"is that it is extremely tedious, error prone, and sensitive to details. It is also unstructured,"
That's why it's such an important first language! Pedagogically it's the foundation motivating all the fancy things languages give you.
You don't teach a kid to cut wood with a table saw. You give them a hand saw!
You give them a hand saw because power tools are far easier to inflict serious injuries with. But if you're teaching a kid who's old enough, there's no reason to start on a hand saw if you have the power tools available.
> You don't teach a kid to cut wood with a table saw.

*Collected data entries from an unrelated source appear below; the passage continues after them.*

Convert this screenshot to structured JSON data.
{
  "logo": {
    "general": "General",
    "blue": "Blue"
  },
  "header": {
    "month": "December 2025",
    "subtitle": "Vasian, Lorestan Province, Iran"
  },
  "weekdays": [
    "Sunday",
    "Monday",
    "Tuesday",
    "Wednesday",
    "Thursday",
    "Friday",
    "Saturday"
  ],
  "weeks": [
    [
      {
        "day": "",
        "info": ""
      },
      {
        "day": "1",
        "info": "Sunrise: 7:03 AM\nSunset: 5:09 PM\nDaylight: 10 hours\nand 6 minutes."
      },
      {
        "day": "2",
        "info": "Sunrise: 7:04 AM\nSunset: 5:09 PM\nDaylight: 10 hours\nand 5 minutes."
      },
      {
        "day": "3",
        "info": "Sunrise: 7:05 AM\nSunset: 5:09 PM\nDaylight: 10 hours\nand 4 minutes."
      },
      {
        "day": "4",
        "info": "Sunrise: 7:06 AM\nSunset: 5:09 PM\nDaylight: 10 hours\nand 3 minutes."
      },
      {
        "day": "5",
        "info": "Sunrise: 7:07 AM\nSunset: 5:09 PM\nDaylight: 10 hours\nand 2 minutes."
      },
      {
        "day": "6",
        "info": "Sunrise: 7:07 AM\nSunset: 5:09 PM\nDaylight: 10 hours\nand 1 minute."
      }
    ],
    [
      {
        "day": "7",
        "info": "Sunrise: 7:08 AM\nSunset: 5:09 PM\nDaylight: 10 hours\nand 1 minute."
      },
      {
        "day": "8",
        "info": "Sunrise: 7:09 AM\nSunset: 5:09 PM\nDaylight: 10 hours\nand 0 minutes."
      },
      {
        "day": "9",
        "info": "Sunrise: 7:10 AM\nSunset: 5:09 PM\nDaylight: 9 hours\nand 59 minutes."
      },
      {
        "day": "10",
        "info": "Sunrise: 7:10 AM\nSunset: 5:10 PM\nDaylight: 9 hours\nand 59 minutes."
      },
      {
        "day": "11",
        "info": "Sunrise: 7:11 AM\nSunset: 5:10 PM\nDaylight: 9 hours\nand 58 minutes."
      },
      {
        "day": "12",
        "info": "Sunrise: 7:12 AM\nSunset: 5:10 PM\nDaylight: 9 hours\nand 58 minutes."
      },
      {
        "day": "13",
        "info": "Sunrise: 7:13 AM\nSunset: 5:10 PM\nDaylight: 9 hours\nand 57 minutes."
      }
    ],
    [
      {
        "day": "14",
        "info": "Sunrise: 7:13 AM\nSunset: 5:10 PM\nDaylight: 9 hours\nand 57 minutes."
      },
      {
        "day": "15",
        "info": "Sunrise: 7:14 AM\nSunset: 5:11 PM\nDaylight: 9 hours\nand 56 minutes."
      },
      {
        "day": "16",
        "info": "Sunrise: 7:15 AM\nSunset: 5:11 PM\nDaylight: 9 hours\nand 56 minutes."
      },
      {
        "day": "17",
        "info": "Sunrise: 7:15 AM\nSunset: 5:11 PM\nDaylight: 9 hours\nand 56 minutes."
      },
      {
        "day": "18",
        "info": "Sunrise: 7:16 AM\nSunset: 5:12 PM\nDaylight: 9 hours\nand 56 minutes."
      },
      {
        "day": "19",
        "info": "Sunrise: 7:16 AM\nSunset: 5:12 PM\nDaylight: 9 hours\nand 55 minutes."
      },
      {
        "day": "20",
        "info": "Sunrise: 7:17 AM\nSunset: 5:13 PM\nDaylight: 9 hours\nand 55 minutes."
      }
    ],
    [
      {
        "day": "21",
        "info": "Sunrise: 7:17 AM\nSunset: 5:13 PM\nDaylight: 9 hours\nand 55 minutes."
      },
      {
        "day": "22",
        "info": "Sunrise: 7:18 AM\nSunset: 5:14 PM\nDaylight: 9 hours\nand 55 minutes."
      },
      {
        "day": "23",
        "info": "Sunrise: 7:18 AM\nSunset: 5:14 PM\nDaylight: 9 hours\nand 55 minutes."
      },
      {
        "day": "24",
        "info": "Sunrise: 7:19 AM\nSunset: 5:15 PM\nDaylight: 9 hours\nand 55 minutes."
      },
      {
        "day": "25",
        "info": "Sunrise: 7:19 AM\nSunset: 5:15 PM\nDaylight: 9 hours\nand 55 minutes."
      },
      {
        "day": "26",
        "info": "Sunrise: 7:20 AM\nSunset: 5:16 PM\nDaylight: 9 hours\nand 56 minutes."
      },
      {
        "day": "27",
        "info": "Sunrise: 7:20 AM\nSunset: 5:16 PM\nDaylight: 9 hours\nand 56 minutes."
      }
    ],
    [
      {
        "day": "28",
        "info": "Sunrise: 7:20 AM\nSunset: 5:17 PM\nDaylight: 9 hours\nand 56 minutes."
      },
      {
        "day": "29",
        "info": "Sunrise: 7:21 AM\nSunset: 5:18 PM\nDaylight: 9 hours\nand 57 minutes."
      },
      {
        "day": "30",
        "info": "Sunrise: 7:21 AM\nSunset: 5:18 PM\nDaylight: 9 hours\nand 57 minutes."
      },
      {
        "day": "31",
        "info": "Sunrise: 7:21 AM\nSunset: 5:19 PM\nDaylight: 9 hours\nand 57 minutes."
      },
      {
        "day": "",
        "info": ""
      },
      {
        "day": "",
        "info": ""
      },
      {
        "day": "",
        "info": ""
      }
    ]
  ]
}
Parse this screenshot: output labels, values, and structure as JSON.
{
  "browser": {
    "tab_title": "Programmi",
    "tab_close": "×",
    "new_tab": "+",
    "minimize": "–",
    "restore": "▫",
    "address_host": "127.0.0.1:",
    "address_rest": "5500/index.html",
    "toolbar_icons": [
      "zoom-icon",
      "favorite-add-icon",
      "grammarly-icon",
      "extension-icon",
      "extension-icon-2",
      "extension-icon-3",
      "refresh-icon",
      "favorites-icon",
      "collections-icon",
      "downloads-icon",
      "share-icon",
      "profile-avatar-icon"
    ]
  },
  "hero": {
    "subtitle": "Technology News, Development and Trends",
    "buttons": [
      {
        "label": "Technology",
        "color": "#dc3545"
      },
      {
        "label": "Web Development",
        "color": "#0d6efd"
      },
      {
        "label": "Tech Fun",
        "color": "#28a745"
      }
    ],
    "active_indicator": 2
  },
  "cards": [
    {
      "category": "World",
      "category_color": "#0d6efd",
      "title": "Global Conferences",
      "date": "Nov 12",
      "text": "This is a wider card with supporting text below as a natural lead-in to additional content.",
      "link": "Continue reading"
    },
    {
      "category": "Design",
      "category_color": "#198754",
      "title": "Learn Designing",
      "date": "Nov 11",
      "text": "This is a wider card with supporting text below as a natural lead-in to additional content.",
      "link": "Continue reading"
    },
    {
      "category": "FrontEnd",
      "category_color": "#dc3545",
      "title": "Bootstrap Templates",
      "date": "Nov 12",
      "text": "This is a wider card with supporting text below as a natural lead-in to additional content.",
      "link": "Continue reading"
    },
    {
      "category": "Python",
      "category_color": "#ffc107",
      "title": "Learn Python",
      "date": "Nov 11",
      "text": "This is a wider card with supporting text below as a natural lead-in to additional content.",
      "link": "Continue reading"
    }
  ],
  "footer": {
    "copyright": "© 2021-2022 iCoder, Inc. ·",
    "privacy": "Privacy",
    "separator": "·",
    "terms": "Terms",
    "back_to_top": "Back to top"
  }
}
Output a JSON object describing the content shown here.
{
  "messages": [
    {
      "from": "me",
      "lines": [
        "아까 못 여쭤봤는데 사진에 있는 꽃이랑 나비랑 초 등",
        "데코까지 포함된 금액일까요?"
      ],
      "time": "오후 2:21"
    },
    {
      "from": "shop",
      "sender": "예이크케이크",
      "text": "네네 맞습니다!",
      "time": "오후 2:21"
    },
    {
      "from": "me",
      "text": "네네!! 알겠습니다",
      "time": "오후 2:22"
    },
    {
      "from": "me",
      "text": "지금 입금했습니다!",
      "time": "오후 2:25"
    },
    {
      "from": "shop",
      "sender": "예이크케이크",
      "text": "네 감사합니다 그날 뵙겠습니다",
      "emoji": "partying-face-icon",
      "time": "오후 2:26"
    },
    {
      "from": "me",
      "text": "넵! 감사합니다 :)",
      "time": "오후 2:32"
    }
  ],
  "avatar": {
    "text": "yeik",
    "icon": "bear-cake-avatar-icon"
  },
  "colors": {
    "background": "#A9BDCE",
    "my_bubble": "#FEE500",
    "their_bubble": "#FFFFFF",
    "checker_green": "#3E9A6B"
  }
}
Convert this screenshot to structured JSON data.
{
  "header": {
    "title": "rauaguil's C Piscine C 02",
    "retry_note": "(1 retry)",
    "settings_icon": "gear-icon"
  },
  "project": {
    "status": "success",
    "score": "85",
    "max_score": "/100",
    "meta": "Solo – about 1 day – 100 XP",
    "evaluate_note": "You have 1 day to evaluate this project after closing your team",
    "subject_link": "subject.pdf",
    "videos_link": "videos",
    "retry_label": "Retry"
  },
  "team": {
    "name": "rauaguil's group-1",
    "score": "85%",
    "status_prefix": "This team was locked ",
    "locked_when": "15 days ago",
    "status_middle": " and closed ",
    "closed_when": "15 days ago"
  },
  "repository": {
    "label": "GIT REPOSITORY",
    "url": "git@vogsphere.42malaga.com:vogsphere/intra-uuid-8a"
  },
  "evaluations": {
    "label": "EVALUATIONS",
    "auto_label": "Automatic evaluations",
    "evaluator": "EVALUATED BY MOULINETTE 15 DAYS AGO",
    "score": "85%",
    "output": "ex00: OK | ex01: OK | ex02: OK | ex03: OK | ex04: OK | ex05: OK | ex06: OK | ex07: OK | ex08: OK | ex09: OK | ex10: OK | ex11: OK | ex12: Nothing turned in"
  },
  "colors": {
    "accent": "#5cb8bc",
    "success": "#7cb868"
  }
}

You give them a hand saw!
Okay but that's not for pedagogical reasons, it's because power saws are MUCH more dangerous than hand saw.
Contrariwise, you don't teach a kid to drill wood with a brace & bit, because a power drill is easier to use.
No, it is not the foundation motivating what other languages give you, not at all.
Programming languages are usually designed based on formal semantics. They include constructs that have been found either through experience or certain formal reasons to be good ways to structure programs.
Haskell's lazy evaluation model, for example, has no relationship to assembly code. It was not in any way designed with thought to how assembly code works, it was designed to have certain desirable theoretical properties like referential transparency.
It's also important to realize that there is no "assembly language". Each processor family has its own specific assembly code with its own particular semantics that may vary wildly from any other processor. Not to mention, there are abstract assembly codes like WebAssembly or JVM bytecode, which often have even more alien semantics.